Início Sinais Vitais Cuidar do doente com DPOC

Cuidar do doente com DPOC

146
0
Revista Sinais Vitais

Para cuidar destes doentes, o enfermeiro tem que  desenvolver um conjunto de competências, de forma a ajudá-lo a adaptar-se às suas incapacidades.

Sinais Vitais nº66

Cuidar do doente com DPOC:

                     – que incapacidades Do doente?

                             – que competências exigidas aos enfermeiros?

Alexandra Filipa Cosme

Licenciada em Enfermagem

Exerce funções de Enfermagem no Centro Hospitalar de Torres Vedras, serviço de medicina

Liliana Maria Bernardes Martins

Licenciada em Enfermagem

Exerce funções de Enfermagem no Centro Hospitalar de Torres Vedras, serviço de cirurgia

Resumo

O desenvolvimento de conhecimentos na área do cuidar de doentes com DPOC, torna-se cada vez mais importante, para acompanhar as problemáticas do actual panorama da saúde.

Assim, este artigo tem por objectivo refletir acerca da problemática do doente com DPOC, na perspectiva das suas incapacidades e do seu cuidar em enfermagem, especialmente a nível das competências necessárias para aumentar o potencial de saúde dos utentes e família.

Palavras-chave: DPOC; doença crónica; incapacidades; reabilitação respiratória; educação para a saúde ; competências em enfermagem.

De acordo com a European Respiratory Society referenciado por SANTOS et al (1998,p.20) existe um aumento da incidência e prevalência de doenças crónicas, nas quais está incluída a DPOC. Segundo a mesma fonte em Portugal existe um declínio progressivo da mortalidade, que em 1980 era de 25,26 por 100 000 habitantes e em 1995 de 1 por 100 000 habitantes. Em 1991, a mortalidade por 100 000 habitantes em Portugal era sobreponível à encontrada em França, inferior à do Reino Unido e Finlândia, mas superior à dos EUA e Canadá.
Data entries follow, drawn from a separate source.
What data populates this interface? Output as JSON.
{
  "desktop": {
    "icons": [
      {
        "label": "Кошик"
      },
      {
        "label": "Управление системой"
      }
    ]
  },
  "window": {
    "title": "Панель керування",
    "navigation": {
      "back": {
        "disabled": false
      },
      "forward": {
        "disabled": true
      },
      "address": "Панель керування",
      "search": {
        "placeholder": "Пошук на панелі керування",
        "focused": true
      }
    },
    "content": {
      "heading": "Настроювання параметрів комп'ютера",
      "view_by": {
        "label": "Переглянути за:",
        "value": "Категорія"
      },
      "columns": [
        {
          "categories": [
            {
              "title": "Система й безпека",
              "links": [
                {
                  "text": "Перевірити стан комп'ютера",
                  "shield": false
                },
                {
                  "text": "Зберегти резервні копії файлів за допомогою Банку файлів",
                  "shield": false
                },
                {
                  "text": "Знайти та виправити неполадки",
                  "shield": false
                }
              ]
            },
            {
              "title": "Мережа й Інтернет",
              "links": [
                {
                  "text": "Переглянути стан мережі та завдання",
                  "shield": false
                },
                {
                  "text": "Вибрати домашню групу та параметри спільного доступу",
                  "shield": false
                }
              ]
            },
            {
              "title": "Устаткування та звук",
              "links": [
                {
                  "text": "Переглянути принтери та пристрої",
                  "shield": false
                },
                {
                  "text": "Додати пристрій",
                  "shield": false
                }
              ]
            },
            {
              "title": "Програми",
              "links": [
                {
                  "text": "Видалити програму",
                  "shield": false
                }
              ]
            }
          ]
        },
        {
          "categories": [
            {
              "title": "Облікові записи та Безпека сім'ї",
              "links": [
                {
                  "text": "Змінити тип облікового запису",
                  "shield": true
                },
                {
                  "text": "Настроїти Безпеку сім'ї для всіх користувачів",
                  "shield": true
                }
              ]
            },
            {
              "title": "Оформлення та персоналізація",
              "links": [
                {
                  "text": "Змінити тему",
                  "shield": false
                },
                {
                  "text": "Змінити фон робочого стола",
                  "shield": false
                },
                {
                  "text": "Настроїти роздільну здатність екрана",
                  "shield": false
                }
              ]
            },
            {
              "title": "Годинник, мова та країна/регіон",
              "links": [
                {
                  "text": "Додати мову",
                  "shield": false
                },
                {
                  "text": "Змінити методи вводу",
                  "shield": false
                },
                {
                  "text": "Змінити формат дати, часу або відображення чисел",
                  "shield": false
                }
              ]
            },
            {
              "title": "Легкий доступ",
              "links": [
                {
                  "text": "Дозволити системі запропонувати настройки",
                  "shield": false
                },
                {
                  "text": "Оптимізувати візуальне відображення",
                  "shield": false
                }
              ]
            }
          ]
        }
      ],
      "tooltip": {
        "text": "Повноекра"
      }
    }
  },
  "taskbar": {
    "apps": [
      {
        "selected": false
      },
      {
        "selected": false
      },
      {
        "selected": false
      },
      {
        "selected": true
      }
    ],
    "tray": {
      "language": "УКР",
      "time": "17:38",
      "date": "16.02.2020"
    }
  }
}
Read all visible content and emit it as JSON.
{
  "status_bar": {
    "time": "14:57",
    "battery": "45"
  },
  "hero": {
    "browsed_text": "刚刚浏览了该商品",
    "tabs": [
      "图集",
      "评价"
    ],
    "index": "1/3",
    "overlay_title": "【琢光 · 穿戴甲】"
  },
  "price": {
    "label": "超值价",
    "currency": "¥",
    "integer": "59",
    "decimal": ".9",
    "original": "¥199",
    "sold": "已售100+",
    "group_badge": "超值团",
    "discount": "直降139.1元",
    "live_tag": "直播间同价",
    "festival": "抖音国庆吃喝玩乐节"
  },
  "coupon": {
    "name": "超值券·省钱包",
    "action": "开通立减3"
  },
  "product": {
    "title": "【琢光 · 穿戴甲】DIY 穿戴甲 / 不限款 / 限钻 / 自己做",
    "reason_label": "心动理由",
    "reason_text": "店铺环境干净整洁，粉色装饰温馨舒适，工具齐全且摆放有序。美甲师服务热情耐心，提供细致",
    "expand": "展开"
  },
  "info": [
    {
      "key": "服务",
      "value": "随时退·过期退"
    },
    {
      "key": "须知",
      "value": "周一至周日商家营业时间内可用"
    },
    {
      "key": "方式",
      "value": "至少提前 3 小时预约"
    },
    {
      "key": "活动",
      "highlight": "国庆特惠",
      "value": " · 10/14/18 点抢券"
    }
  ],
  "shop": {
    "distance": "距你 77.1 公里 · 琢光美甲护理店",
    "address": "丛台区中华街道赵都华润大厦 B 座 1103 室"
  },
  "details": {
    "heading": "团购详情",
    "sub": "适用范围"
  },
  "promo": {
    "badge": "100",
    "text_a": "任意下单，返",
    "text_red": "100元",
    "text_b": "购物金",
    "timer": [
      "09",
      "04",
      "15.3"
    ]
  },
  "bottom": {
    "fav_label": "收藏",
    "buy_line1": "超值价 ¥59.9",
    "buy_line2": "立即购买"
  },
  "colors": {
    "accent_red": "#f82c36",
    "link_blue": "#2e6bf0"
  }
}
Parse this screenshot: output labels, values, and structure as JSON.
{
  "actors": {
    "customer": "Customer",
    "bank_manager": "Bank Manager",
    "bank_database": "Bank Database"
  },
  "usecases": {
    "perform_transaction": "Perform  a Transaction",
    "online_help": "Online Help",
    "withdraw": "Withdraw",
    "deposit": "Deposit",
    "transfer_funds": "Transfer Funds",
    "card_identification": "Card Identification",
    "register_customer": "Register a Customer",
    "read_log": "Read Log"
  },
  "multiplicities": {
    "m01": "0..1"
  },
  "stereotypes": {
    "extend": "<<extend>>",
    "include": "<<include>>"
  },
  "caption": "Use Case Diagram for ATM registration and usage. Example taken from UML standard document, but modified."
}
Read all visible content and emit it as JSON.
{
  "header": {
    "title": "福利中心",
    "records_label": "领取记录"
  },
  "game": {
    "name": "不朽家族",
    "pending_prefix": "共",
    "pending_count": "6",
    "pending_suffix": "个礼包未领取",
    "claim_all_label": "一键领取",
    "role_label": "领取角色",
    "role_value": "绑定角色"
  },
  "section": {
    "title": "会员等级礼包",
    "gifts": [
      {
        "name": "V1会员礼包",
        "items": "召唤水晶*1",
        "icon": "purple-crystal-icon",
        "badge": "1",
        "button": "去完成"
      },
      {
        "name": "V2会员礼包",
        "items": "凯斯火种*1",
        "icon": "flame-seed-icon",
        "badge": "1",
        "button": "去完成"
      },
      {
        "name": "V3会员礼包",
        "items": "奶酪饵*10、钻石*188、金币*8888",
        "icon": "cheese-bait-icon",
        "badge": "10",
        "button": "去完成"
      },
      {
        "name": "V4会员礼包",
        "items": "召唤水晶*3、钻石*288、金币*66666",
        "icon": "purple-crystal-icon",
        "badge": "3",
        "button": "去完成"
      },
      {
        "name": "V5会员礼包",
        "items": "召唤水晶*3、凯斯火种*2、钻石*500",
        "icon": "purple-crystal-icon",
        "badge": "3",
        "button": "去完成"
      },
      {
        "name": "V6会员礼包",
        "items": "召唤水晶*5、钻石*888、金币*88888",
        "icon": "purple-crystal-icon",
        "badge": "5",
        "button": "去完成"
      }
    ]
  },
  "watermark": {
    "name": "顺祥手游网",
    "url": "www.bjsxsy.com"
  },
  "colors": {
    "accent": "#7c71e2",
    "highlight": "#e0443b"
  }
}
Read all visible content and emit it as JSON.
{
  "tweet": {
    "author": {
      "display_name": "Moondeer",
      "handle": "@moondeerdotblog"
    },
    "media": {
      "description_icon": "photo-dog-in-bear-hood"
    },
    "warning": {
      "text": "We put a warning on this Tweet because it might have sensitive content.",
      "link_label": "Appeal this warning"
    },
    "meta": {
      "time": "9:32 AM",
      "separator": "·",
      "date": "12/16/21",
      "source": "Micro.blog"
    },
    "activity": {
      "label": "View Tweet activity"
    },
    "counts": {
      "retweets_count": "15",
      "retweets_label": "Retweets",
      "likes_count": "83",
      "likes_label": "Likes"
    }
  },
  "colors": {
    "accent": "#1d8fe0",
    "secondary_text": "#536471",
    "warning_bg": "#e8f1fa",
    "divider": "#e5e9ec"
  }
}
DPOC – doente crónico e suas incapacidades

A DPOC surge em doentes com bronquite crónica e enfisema, caracteriza-se por obstrução persistente das vias aéreas e diminuição dos débitos expiatórios. Na maioria das vezes a obstrução é progressiva embora possa ser parcialmente reversível ou acompanhada de hiperreactividade brônquica. (SANTOS et al;1998,p.32)

A bronquite crónica define-se pela presença de tosse produtiva em pelo menos três meses em dois anos consecutivos. Enfisema caracteriza-se pelo alargamento dos espaços aéreos distais aos bronquíolos terminais por destruição das suas paredes, não substituída por fibrose. (SANTOS et al;1998,p.32)

Gostaríamos de salientar que não são englobadas na DPOC outras patologias que se podem acompanhar de obstrução das vias aéreas, nomeadamente a asma (que representa reversibilidade da obstrução com períodos de normalidade e tem maior variabilidade dos débitos expiratórios), as bronquiectasias, a fibrose quística, a bronquioIite e a obstrução das vias aéreas superiores.

A DPOC é uma doença crónica.

ZOZAYA citado por CAMON (1996,p.149) define doença crónica como  “…qualquer estado patológico que apreende uma ou mais das seguintes característica: que seja permanente, que deixe incapacidade residual, que produza alterações patológicas não reversíveis, que requeira reabilitação ou que necessite períodos longos de observação, controlo e cuidados.”

Neste contexto certos indivíduos tornam-se doentes crónicos pela simples razão de apresentarem alterações somáticas tão importantes que são forçados a renunciar a qualquer possibilidade de adaptação e de desenvolvimento. (SCHNEIDER  citado por CAMON 1996,p.149)

A pessoa com DPOC deverá adaptar a sua vida há doença, de forma a viver com qualidade, apesar das limitações e perdas impostas. Esta é sentida pelo indivíduo como uma agressão tornando o futuro incerto, exigindo uma adaptação gradativa há situação.

Ser doente crónico é lutar contra as suas incapacidades.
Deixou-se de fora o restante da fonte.